Nevertheless, upon remand, Sunrise called nurse Doris Ravish to provide expert testimony on its behalf. During direct examination, Ms. Ravish testified that standards of nursing care differ from community to community. Wickliffe argues that because Ms. Ravish's testimony contradicts the law of Wickliffe I, the district court erred by allowing her testimony.
We disagree. In Wickliffe I, we did not intend to suggest that the quality of hospital and nursing care available to the public will never differ from one community to the next. Rather, we explained that we will hold hospitals liable, not to their local community standard of care, but to the standard of care available in a competent hospital operating under similar circumstances. We recognize that the circumstances under which our hospitals function may vary significantly. Therefore, Ms. Ravish's testimony did not contradict the law of Wickliffe I.

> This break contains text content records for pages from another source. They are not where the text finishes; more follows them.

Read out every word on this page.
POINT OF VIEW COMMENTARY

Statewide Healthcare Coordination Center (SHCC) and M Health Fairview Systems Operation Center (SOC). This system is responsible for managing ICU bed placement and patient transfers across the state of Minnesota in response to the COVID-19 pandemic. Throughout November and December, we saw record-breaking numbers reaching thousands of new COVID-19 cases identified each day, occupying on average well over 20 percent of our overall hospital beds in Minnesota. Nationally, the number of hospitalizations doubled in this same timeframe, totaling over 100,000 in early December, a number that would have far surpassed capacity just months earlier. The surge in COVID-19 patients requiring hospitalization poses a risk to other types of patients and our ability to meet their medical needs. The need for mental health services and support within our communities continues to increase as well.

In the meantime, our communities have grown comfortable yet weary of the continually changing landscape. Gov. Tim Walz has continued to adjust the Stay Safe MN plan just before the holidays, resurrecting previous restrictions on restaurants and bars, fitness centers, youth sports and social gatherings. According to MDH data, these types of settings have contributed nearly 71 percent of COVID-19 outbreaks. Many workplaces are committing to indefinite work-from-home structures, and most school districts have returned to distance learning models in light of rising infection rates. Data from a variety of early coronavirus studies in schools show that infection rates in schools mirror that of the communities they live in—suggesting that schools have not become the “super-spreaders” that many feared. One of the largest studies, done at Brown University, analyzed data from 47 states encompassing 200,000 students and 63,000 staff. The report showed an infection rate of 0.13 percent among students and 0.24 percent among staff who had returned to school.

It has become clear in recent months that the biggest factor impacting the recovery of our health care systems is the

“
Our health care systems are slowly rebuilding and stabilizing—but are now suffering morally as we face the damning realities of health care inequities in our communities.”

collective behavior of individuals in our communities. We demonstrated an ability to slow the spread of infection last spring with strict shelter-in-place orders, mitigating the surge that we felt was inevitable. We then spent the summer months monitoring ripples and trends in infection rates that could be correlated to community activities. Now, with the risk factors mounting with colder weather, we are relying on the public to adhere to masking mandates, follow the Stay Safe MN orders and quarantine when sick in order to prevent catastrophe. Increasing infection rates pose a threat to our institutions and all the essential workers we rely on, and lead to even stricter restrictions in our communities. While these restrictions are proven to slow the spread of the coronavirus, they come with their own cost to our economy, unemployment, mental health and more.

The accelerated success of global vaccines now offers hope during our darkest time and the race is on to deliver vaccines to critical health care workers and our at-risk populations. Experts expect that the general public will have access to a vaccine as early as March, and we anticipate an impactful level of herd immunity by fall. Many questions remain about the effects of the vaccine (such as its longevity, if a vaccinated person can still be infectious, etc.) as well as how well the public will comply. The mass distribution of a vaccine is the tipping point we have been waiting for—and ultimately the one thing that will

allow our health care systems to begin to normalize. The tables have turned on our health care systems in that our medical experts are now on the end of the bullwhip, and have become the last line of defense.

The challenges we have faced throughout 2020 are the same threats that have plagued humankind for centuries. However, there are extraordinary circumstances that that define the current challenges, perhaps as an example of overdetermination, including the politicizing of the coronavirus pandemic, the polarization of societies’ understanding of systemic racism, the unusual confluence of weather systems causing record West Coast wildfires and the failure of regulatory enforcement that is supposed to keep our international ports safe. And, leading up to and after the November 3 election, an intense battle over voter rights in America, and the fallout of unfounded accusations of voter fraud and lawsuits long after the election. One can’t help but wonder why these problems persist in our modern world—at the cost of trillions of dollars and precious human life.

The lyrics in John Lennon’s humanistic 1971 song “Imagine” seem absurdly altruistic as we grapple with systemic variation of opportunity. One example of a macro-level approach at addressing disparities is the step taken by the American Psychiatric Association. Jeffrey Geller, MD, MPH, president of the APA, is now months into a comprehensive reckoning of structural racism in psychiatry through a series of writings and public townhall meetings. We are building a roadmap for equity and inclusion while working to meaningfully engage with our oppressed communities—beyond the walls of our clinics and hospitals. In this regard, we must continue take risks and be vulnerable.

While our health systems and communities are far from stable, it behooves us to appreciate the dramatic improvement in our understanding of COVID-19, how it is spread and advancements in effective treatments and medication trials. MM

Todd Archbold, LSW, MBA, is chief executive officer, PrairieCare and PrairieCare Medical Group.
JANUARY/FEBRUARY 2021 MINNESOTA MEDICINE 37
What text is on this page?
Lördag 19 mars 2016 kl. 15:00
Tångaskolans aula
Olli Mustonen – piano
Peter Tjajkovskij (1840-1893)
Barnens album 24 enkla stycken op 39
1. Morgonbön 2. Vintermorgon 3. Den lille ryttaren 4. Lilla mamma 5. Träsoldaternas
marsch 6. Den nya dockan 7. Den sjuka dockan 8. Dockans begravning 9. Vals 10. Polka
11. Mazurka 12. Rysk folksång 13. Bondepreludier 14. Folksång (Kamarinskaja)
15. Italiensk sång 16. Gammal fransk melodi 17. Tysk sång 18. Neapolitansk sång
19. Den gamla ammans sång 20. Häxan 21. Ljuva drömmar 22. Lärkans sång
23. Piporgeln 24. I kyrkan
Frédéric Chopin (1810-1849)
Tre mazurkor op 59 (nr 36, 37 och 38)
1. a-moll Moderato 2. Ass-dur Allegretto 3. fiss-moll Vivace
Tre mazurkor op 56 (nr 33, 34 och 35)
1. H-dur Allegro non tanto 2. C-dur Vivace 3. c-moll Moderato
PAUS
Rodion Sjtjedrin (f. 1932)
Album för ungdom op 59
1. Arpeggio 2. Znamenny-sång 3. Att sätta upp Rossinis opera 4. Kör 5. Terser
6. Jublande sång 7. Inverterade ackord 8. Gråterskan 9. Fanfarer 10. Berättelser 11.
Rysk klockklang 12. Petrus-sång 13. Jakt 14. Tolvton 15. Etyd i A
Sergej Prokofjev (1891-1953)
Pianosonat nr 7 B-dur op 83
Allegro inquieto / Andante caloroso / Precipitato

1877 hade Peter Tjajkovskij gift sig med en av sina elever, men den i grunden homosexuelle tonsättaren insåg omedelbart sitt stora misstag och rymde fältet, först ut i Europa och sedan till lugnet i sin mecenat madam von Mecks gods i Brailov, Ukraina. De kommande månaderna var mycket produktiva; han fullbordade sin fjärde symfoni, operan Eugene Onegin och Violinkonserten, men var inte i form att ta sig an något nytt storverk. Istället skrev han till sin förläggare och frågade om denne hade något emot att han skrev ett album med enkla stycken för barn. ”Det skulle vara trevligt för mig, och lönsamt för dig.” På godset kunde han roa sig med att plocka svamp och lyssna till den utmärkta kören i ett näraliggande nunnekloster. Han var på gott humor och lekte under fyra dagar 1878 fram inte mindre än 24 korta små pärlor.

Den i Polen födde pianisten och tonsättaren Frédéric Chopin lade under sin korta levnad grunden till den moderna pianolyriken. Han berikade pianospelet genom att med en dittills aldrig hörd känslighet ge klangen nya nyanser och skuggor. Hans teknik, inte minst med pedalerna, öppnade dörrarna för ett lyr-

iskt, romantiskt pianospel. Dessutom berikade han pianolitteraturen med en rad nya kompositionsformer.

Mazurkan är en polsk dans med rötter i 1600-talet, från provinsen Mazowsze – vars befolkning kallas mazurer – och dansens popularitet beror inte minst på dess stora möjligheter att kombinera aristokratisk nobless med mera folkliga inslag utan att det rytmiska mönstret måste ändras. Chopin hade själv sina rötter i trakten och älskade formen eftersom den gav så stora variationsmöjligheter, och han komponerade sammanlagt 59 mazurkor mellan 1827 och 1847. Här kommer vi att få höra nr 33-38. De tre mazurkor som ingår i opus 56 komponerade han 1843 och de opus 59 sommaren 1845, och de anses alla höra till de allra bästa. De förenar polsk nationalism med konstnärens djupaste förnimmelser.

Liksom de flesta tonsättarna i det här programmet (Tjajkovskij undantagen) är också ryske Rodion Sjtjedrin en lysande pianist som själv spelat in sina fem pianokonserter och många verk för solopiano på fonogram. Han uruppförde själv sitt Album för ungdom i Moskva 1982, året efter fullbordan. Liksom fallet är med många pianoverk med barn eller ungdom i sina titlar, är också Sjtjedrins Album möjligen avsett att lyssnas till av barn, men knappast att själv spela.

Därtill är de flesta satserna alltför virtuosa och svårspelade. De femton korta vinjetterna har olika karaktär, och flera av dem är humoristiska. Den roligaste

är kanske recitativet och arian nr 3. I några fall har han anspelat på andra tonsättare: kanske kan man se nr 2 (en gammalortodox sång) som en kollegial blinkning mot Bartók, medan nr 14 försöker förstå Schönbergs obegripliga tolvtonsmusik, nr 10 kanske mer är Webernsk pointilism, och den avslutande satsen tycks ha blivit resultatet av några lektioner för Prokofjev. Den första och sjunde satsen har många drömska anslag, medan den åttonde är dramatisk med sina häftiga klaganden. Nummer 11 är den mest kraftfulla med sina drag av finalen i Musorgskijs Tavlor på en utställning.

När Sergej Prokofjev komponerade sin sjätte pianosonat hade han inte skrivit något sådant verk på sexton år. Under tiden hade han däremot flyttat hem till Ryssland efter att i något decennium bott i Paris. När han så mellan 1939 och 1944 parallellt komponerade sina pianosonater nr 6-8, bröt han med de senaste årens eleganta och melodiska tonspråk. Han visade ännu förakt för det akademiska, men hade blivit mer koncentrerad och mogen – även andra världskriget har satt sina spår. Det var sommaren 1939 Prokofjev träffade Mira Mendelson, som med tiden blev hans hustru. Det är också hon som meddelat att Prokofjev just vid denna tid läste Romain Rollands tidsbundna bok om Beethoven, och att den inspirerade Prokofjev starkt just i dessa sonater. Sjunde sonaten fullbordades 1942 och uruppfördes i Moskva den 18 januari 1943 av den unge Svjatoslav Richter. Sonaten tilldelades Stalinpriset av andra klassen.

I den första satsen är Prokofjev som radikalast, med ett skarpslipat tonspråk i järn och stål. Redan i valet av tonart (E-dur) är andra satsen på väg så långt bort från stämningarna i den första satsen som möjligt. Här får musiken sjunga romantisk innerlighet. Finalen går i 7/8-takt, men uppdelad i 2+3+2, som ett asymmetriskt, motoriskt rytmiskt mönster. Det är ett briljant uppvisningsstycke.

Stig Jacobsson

We note that the district court attempted to resolve possible confusion as to the applicable standard of care via its jury instructions. The trial judge informed the jury that hospitals must employ that degree of skill and care expected of a reasonably competent hospital in the same or similar circumstances. He emphasized that every hospital's level of care must conform to this national standard. Moreover, the district court instructed the jury that nurses must exercise that degree of skill and care possessed by ordinarily careful and skillful nurses at the same time and under similar circumstances. These instructions corresponded to the standards defined in Wickliffe I. Wickliffe, 101 Nev. at 548, 706 P.2d at 1388. Upon remand, we direct the district court to give these same instructions to the jury.
Finally, Wickliffe argues that "whether consciously or unconsciously," the trial court judge undermined plaintiff's case and cannot fairly deal with the matters involved. Therefore, she argues that we should remand the case to a different court for any further proceedings. We agree, and direct that on remand, the case shall be assigned to a different district court judge. Nev. Const. art. 6, § 19(1).
In light of our disposition, we need not reach appellant's remaining contentions. Accordingly, we reverse the district court's judgment and remand the case for a new trial.
THE HONORABLE E.M. GUNDERSON, Chief Justice, did not participate in the decision of this appeal.